Lors des élections législatives du 14 mars 2004, le vote électronique a été testé selon deux modalités : dans le bureau de vote et à distance. Dans tous les cas, le vote électronique n'avait pas de valeur juridique et les électeurs devaient parallèlement voter de manière traditionnelle.

Dans trois communes des provinces de Lugo et Zamora, le ministère de l'intérieur avait sélectionné 300 électeurs inscrits dans trois bureaux différents et qui pouvaient exprimer leur suffrage à l'aide d'un ordinateur situé dans le bureau de vote. 274 électeurs ont choisi de voter ainsi. Dans la commune de Jun, située dans la province de Grenade, le même jour, une expérience de vote par Internet ou par SMS a eu lieu. Sur les 800 personnes choisies pour y participer, 400 ont voté par Internet et 197 par SMS.

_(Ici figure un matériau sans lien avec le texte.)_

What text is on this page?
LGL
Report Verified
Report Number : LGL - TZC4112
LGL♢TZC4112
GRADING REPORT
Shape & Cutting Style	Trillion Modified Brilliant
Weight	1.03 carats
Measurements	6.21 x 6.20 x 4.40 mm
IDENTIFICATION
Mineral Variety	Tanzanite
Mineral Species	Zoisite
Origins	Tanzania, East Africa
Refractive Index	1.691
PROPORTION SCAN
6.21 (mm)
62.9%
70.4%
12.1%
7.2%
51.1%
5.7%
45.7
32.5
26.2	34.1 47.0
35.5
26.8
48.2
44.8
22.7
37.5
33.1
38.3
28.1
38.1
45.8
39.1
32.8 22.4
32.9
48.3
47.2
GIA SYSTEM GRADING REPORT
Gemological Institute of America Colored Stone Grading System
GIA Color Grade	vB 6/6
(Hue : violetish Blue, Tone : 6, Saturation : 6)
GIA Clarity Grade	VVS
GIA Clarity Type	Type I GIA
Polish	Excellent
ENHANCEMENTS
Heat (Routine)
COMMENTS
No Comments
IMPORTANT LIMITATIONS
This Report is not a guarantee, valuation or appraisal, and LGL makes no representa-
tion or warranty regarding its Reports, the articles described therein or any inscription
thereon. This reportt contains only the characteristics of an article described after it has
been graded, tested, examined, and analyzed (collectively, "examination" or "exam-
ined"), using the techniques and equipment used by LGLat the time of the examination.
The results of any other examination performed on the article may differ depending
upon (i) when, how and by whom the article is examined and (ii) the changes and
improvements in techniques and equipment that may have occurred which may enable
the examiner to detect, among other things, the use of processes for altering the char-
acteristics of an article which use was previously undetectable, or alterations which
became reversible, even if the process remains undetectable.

Une autre expérience de vote électronique sans valeur juridique s'est déroulée du 1er au 18 février 2005 à l'occasion du référendum sur la Constitution européenne.

Deux millions d'électeurs issus de 52 communes étaient concernés, soit 6 % du corps électoral. Les électeurs pouvaient voter une première fois par Internet entre le 1er et le 18 février 2005 en utilisant une carte à puce et un numéro d'identification personnel, et voter à nouveau le jour du référendum, le 20 février 2005, au moyen d'un bulletin papier, le second vote annulant automatiquement le premier. Seulement 10 543 personnes ont participé à cette expérience, qui a fait l'objet de nombreuses critiques portant notamment sur la sécurité des opérations de vote. L'Observatoire du vote électronique, une association indépendante réunissant des professionnels du droit et des nouvelles technologies, a notamment conclu dans un rapport du 21 février 2005 que le système proposé n'était pas suffisamment fiable et que son seul avantage était de faciliter le comptage des votes.

Depuis lors, aucune autre nouvelle expérimentation au niveau national n'a eu lieu.

b) Dans les communautés autonomes

Plusieurs communautés autonomes ont réalisé des expériences de vote électronique à l'occasion de l'élection de leur Parlement. Toutes ces expériences étaient dépourvues de valeur juridique.

En Catalogne, deux expériences ont eu lieu lors des élections du Parlement de la communauté autonome : en 1995, puis en 2003.

En 1995, dans deux bureaux de vote, après avoir voté de façon traditionnelle, 1 003 personnes ont eu la possibilité de renouveler leur vote par voie électronique. 851 électeurs ont participé à l'expérience. Lors des élections de 2003, dans cinq bureaux de vote, certains électeurs ont pu voter par voie électronique grâce à un écran tactile et d'autres participer à une expérience de dépouillement par lecture optique. La première expérience concernait quelque 3 500 électeurs inscrits. Un peu moins de 2 300 d'entre eux ont voté, parmi lesquels environ 70 % ont participé à l'expérience. La seconde expérience concernait environ 3 700 électeurs inscrits. Un peu plus de 2 400 d'entre eux ont voté, parmi lesquels quelque 63 % ont participé à l'expérience.

D'autres expériences ont également eu lieu lors des élections aux Parlements des communautés autonomes : en 1997 et en 2005 en Galice, en 1999 dans la communauté de Valence, en 2003 dans les îles Baléares et en 2004 en Andalousie.

En juin 2004, la ville de Madrid a expérimenté le vote électronique lors d'une consultation effectuée dans le centre ville et portant sur des aménagements publics. Tout Madrilène de plus de seize ans pouvait voter à partir d'écrans tactiles situés dans la rue, par Internet ou par SMS.

En revanche, bien qu'il reconnaisse la valeur juridique du vote électronique pour l'élection de son Parlement, le Pays basque n'a pas réalisé d'expérience.